I try not to step on any, but the bones are so thick and there are so many it’s damn near impossible. I make it only two steps in before I hear the cracking of a dried bone, and the sound makes my skin crawl.
This isn’t right. I’m not the picture of a saint, but even I know this isn’t right. This is as wrong as something could be—and it’s exactly why no one should have this much power. No person, magical or not, should be revered as a god.
I have to ignore the crunching of bones under my feet. Once I get further in, there’s no avoiding them. There’s too many. I try my best not to think about the people and all the liveslost, instead focus my anger and my rage on the woman who should’ve done better.
Empress Gladus. I’ll see her sorry ass soon enough, and when I do, I’ll make sure she regrets everything she’s ever done.
Never considered myself a vengeful person until now.
I reach the path that leads from the colosseum to the castle.
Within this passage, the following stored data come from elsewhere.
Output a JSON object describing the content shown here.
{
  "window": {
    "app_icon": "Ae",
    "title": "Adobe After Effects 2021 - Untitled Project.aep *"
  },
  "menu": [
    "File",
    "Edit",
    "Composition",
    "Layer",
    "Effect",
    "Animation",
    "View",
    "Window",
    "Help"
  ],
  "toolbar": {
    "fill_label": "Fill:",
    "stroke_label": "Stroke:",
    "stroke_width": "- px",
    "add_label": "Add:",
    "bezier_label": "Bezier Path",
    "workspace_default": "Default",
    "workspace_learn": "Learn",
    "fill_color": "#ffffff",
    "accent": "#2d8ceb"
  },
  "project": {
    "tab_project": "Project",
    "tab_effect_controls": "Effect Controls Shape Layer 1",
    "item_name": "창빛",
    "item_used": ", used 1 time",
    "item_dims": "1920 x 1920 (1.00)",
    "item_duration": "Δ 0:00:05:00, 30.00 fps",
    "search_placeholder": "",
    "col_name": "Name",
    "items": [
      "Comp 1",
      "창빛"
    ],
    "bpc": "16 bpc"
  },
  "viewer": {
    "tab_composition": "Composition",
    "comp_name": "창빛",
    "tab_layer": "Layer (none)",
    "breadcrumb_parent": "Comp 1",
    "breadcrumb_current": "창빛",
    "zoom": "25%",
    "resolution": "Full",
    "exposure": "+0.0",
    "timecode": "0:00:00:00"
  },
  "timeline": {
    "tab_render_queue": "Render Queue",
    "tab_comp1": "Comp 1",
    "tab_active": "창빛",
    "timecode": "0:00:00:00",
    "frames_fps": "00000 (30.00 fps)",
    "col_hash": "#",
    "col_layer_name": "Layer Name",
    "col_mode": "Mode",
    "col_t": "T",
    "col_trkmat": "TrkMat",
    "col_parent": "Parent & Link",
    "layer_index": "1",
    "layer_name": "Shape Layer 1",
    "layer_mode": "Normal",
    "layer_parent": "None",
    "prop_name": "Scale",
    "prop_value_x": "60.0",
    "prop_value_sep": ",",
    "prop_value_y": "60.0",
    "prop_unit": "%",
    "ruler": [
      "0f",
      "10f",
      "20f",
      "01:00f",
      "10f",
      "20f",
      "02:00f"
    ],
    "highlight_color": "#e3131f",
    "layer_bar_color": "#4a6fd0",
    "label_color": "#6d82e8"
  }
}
It’s the only way to the castle; the rest of the area surrounding the castle is a sheer drop into the abyss of the mountain the entire place is carved into.
The stone bridge is about fifteen feet wide and more than quadruple that long. Each step feels like it takes an hour, the anticipation turning into dread and anxiety in my blood. As angry as I am, as much as I want to teach this woman a lesson, I know she’s older than me. More experienced. She might mop the floor with me in two seconds.
Am I ready to die?
No, of course not, but what choice do I have? Turn the other cheek and live out the rest of my life in the wilderness, alone, eating out of rivers and seas because all the other animals are too tainted to eat? I’d never be allowed back in Laconia, so even the pathetic dried meat and cheese I’ve been eating are things I’d have to say goodbye to.